Characteristic polynomial of operator is the product of characteristic polynomials of two induced operators (restricted and quotient space operators).

Question

Consider a linear operator $T: V \to V$ on a finite-dimensional vector space $V$. Suppose that $U$ is a $T$-invariant subspace of $V$, and consider the map $T/U: V/U \to V/U$ given by $T/U(v + U) = T(v) + U$ (here $V/U$ is the quotient space). I'm interested in how exactly the characteristic polynomials of the three operators $T/U, T,$ and $T|_U$ are related (here $T|_U$ denotes the operator $T$ restricted to $U$).

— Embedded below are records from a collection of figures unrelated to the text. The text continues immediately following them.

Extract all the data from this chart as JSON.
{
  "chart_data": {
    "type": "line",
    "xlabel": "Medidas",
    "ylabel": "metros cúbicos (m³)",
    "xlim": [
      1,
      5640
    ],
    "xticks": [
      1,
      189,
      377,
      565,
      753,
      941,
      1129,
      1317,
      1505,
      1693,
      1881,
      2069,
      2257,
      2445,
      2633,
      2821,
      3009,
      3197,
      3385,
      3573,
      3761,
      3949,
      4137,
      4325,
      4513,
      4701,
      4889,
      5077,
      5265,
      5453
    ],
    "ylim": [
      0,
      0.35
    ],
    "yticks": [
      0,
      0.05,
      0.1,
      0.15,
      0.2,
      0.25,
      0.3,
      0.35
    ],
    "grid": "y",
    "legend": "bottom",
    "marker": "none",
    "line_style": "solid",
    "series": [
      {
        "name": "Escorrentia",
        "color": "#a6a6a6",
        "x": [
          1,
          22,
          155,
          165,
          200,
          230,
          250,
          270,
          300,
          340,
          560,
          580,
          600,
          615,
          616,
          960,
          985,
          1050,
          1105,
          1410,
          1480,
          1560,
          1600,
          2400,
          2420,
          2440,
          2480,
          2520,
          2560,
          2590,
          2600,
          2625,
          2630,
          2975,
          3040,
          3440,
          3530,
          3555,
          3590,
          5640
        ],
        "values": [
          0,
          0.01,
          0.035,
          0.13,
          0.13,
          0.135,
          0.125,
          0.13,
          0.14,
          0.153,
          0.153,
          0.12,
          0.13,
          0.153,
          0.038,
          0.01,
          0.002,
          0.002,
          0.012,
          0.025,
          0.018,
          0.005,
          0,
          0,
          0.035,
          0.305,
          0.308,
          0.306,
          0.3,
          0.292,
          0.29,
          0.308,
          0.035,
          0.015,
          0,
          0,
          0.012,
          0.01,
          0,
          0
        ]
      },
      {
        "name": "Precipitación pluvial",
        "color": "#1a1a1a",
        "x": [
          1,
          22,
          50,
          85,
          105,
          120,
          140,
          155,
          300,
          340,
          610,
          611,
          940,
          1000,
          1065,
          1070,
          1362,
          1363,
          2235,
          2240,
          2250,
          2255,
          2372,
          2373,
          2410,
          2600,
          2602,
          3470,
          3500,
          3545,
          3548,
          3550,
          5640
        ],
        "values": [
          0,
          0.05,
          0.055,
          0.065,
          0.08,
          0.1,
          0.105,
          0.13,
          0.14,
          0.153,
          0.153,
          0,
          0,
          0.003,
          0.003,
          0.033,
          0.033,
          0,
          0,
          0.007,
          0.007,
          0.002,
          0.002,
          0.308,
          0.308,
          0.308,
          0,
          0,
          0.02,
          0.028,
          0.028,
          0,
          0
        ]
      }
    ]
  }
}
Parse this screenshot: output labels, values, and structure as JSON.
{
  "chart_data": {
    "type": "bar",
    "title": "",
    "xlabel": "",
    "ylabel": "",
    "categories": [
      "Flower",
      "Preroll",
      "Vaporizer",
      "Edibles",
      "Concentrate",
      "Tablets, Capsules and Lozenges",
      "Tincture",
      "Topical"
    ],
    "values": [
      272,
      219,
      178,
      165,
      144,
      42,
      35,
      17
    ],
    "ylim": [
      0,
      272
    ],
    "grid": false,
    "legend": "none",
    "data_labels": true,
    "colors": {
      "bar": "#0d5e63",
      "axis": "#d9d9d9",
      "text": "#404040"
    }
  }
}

I can show that the eigenvalues of $T|_U$ and the eigenvalues of $T/U$ are also eigenvalues of $T$, so my conjecture is that $p_T(\lambda) = p_{T|_U}(\lambda) \cdot p_{T/U}(\lambda)$, where in general $p_\ell(\lambda)$ is the characteristic polynomial of the linear operator $\ell$. However, I'm not sure how to go about showing that the multiplicities of each eigenvalue "match up".

Answer 1

Choose a basis of $U$, and complete it into a basis of $V$. On the other hand, the vectors that you used to complete the basis can be used to form a basis of $V/U$.

The matrix of $T$ in the completed basis then looks like $$\left[\matrix{M_{T_{U}} &*\\0&M_{T/U}}\right]$$ where $M_{T/U}$ is with respect to the basis from the remark above, and $*$ stands for irrelevant (though possibly non-zero) entries.

Your conjecture follows immediately.